SACRED NUMBER 8-01488
The young Sacred Ibis (Threskiornis aethiopicus) was almost 15 days old when he started to venture outside the nest. He was born on the 12th of June 2004. His two brothers and sister preferred the safety of the nest and the closeness of their parents. He always thought himself to be different from his siblings. He wanted to know more. Experience the vastness of the world that begged. He somehow sensed that the experience called life was not destined for everyone. He was fortunate. He won the chance in a million to experience this wondrous adventure called living. He saw the elders flapping their wings a few times before quietly taking off. Majestic and free. They made no noise as they soared high above in groups of four to ten before drifting down to land in the colony. The flight was dead silent and very different from their close relative the Hadeda ibis (Bostrychia hagedash), who made a terrible noise while attempting flight with a more rapid movement of the wings. The young Sacred Ibis did not like this distant cousin and had feelings similar to that of having a brother in prison. Too noisy, ugly and generally too grotesque too be compared to the majestic nature and looks of his family.
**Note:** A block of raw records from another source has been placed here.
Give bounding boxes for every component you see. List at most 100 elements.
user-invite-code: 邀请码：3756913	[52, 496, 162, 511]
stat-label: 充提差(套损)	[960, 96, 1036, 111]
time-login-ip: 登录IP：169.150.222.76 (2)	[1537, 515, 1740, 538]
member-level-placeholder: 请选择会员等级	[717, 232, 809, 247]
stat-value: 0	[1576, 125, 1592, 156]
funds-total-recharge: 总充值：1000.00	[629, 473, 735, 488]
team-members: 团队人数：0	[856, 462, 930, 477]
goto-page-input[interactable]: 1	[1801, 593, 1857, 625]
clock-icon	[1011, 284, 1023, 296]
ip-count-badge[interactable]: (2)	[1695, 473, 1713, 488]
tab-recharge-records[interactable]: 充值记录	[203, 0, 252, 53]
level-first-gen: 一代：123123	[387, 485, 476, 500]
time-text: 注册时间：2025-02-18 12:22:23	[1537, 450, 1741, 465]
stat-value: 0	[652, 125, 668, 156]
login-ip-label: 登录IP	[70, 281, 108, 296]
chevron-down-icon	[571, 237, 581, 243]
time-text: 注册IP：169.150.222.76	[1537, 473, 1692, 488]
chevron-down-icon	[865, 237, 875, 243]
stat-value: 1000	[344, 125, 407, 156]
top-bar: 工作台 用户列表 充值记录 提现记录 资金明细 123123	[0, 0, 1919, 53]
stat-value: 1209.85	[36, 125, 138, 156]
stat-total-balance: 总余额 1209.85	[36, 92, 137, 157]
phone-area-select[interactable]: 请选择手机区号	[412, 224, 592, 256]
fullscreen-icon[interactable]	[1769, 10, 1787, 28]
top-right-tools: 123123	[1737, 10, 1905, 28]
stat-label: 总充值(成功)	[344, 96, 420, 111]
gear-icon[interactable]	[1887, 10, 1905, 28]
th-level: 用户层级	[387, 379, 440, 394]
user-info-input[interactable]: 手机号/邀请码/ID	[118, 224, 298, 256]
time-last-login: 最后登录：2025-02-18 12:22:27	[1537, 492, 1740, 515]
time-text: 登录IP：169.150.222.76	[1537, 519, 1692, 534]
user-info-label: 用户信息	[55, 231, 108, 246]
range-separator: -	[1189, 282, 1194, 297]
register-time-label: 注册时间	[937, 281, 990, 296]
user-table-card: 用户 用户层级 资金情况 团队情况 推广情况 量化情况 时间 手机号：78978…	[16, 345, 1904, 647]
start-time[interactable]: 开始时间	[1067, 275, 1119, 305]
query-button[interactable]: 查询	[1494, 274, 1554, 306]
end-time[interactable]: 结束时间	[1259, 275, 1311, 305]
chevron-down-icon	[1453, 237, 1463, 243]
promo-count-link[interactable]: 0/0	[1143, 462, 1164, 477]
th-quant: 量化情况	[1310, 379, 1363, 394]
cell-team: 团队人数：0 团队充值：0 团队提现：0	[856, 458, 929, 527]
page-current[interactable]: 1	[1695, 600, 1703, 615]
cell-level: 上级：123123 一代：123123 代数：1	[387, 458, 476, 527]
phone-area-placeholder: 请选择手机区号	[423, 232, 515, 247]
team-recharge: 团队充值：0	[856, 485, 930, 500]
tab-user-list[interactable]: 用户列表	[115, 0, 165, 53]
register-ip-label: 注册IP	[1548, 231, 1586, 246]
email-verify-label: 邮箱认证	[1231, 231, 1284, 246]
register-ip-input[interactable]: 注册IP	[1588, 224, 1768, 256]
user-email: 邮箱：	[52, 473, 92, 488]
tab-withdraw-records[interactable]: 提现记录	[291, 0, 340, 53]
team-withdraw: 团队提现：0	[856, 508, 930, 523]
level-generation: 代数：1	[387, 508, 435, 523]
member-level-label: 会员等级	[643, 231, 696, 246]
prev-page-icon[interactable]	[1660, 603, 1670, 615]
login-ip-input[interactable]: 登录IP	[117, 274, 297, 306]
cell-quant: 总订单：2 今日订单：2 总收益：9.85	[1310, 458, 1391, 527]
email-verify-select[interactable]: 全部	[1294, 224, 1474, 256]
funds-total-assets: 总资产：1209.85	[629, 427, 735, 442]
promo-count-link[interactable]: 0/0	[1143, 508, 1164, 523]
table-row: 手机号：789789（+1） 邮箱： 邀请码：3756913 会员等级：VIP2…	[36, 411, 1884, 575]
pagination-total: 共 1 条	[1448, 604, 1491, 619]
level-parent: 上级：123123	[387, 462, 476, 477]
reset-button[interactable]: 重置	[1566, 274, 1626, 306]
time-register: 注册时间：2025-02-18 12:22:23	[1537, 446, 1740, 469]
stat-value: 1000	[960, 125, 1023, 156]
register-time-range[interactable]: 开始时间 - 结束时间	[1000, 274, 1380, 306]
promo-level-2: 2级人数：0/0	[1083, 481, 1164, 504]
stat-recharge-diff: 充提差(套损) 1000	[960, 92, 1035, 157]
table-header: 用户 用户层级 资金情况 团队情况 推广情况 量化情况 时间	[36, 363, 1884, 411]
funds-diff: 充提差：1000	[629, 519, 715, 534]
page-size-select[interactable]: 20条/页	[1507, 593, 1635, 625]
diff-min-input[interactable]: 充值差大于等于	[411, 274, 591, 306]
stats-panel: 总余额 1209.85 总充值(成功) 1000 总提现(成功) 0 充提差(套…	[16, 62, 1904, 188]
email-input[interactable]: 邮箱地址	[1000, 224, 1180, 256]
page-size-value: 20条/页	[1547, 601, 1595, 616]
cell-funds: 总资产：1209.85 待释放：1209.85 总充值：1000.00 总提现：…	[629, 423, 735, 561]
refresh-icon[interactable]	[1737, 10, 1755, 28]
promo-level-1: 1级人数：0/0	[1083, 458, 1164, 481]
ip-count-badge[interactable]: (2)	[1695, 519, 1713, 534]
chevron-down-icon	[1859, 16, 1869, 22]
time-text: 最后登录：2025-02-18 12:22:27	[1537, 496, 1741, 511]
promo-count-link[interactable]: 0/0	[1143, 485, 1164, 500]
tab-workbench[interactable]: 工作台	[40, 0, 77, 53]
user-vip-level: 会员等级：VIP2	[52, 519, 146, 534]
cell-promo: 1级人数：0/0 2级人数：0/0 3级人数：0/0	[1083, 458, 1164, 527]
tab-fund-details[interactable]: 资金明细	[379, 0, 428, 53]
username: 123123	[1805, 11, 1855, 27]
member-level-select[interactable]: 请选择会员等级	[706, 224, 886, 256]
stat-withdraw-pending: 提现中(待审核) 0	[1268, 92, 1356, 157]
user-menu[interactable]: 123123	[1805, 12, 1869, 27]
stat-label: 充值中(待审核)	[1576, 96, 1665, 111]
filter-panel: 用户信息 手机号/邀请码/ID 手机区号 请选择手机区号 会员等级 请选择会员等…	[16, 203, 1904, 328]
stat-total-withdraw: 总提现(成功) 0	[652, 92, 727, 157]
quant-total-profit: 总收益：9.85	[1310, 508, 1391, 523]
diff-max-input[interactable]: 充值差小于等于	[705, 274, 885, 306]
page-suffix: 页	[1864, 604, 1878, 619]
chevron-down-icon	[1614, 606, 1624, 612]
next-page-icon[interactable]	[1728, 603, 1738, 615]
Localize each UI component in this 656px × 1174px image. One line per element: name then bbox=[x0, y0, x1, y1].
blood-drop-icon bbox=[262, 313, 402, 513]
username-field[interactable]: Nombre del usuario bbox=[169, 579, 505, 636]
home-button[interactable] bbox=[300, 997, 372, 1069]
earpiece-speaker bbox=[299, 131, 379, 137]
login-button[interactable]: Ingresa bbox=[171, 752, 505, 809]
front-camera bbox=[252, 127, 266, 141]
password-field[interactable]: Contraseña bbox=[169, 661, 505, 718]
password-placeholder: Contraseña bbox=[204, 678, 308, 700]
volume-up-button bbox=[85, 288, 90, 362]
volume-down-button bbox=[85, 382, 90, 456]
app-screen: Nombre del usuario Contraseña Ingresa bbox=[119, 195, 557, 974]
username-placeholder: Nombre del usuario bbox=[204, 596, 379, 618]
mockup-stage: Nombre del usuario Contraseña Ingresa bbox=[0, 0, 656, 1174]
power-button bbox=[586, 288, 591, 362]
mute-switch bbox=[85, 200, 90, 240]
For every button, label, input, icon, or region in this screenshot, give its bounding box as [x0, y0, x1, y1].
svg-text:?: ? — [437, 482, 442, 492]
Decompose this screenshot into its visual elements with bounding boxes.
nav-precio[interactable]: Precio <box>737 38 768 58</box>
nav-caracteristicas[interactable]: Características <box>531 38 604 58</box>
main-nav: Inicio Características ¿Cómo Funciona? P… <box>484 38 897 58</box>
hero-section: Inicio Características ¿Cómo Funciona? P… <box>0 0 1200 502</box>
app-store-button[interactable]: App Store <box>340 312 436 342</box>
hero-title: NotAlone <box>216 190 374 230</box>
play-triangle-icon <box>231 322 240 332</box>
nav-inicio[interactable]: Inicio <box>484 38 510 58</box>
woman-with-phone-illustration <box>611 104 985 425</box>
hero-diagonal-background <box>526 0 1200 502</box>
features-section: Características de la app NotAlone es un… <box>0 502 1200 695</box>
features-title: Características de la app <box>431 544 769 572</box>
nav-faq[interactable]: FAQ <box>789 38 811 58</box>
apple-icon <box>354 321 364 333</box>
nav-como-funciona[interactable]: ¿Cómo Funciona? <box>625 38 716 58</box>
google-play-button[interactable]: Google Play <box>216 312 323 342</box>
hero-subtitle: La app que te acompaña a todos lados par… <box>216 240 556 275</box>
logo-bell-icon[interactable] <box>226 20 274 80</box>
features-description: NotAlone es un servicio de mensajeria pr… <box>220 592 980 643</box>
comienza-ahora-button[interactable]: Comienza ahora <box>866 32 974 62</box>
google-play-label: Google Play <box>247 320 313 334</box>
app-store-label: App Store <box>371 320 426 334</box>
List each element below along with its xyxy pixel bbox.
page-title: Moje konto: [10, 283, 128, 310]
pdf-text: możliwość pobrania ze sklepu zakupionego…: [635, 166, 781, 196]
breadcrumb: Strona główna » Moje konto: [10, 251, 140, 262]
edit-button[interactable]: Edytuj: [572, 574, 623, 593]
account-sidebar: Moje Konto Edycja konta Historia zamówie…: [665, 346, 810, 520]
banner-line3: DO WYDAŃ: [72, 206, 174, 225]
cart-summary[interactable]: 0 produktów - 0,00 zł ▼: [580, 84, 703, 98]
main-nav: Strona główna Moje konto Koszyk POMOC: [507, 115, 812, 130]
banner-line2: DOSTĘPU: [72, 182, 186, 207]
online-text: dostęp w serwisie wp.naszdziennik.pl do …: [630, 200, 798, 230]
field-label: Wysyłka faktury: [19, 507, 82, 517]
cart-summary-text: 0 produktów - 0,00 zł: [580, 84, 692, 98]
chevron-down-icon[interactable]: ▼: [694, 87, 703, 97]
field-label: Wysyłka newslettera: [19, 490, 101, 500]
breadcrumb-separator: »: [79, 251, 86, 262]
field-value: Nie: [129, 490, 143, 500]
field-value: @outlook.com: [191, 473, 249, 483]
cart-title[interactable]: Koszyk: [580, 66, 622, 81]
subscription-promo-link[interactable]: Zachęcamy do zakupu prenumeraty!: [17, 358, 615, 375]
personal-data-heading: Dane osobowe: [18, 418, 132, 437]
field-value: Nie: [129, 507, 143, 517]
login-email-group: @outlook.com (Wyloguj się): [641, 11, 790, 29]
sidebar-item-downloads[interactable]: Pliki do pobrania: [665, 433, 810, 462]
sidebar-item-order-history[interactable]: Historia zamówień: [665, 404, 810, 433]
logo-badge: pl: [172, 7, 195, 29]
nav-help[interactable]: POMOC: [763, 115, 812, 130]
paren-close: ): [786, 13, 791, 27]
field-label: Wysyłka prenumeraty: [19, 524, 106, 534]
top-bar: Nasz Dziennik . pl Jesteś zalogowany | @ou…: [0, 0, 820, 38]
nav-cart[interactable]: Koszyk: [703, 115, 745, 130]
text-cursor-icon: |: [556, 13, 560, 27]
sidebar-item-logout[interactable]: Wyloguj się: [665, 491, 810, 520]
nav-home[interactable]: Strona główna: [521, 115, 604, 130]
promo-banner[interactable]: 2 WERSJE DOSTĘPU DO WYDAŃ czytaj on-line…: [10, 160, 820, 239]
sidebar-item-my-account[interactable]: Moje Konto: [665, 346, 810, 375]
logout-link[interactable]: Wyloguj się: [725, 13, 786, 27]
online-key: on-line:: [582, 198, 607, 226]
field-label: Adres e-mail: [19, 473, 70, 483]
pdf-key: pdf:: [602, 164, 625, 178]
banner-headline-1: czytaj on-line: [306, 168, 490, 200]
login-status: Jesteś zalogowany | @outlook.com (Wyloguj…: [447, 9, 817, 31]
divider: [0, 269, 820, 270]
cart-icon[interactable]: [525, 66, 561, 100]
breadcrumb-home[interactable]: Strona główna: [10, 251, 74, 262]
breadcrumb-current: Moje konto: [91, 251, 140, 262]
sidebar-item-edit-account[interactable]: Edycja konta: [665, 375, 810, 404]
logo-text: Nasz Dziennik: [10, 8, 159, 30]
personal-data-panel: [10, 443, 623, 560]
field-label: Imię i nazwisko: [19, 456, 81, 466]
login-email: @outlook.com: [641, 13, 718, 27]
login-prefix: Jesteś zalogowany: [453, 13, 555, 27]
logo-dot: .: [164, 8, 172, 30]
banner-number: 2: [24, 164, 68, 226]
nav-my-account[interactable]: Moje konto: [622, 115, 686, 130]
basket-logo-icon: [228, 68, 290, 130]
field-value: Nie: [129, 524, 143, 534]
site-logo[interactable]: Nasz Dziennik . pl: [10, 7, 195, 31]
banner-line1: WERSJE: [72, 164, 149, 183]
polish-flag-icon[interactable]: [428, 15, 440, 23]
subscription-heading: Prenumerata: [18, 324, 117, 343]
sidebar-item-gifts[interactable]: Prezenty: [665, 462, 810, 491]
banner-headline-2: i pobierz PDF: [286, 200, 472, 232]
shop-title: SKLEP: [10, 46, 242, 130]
Then there was the question of diet – Hadeda’s preferred worms and land insects. “Jeauchhh”, he thought. How can that possibly be compared to the culinary superiority of the delicious frog, fish, mollusc or crab? OK, he saw his parents sometimes nibble on the odd grasshopper and water worm, but that would only be in dire circumstances. His dad always said you do not have to like everyone, as long as you are at peace with the fact that everyone does not like you. Fortunately his colony’s breeding spot was in the trees surrounding a marshy swamp area in the Western Cape region and while swamps are the preferred habitat for Sacred ibises, Hadedas mostly stay away from water. The long and short was that he did not like the Hadeda. Simple as that.
As the days went by he started growing flight feathers. Wonderful! His licence to freedom.